I also have no problem with Ms. Ali pursuing whatever legal specialty she chooses, and wish her a successful career. She sounds like a bright young woman.


But being bright and successful does not automatically qualify one for working in the White House. There are thousands upon thousands of bright and successful people in this country, and only a tiny handful get chosen for this position. The question comes down to the specifics of one’s personal career path, and whether that merits “high-level” training in real-time at the top echelons of the American government.

Being a White House Fellow means having unparalleled access to the inner circles of power: “White House Fellows typically spend a year working as full-time, paid special assistants to senior White House Staff, the Vice President, Cabinet Secretaries and other top-ranking government officials.”

Hogan Lovells, where she works, is one of the few law firms in the country to specialize in Islamic finance, and Ms. Ali is one of their rising stars in this field. According to the company Web site, Hogan Lovells represents Mashreqbank al Islami bank, Al Baraka, Islamic Development Bank Group, and many other leading shariah-promoting financial institutions in the Middle East; the firm has also won many shariah-finance awards, including “Best Mudarabah Deal of the Year,” “Best Sukuk Deal of the Year,” and many others

According to the White House press release, Ms. Ali “is a founding member of the first U.S. Delegation to the World Islamic Economic Forum.” But, as observers pointed out at the time, “it was at the World Islamic Economic Forum where key leaders declared Shariah Finance to be ‘dawa’ (missionary) activity to promote Islam and Shariah.”

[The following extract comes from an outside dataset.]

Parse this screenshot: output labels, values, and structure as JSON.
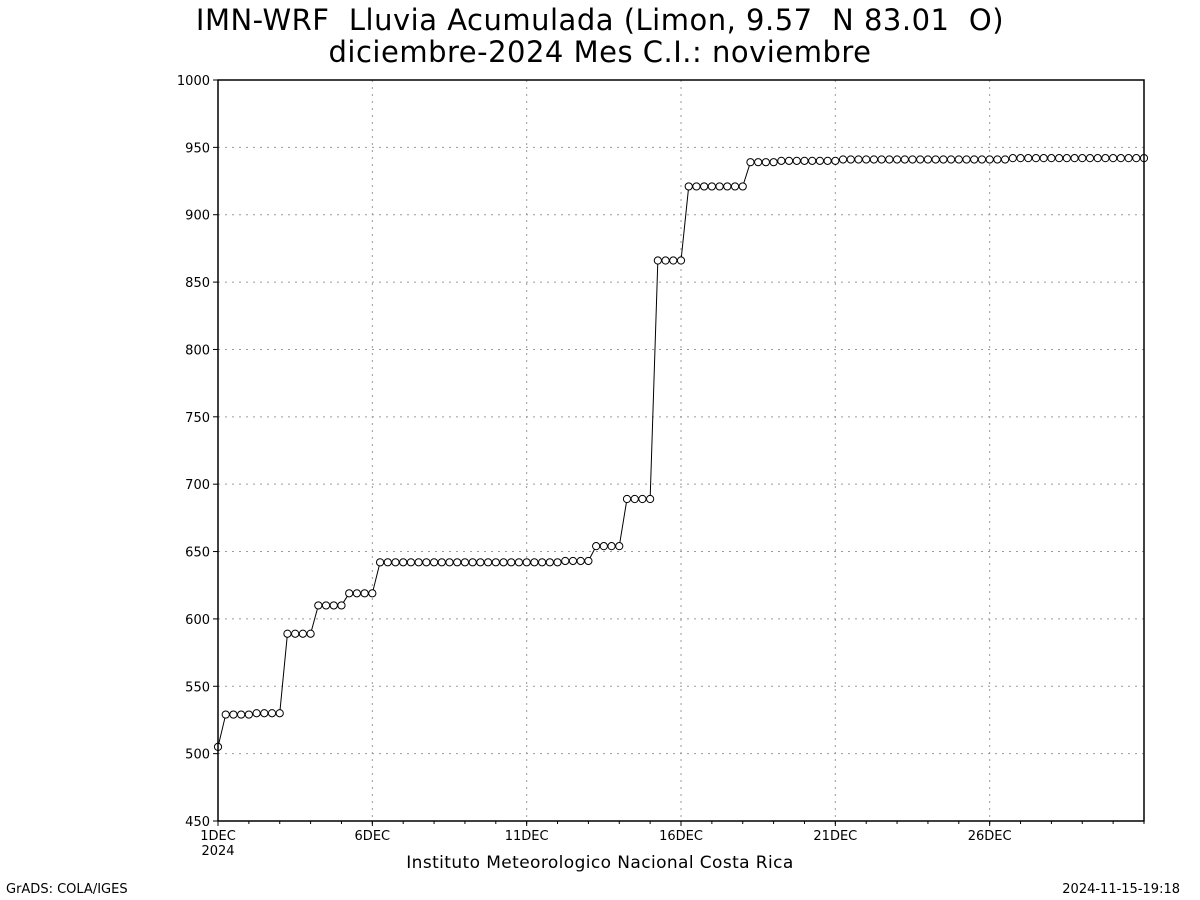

Of all the promising young people in the country, why choose this specific one for a paid position in the White House?

The tradition of appointing “White House Fellows” dates back to the Johnson administration and has never before attracted any controversy. And if one looks at the other 12 Fellows named this year, none of them are controversial in the slightest, nor have any Fellows picked by earlier presidents ever caused a stir. So: Why now? Why, in the midst of the worst financial crisis our country has faced in 70 years, does the president choose an expert in Islamic finance to get training in the White House?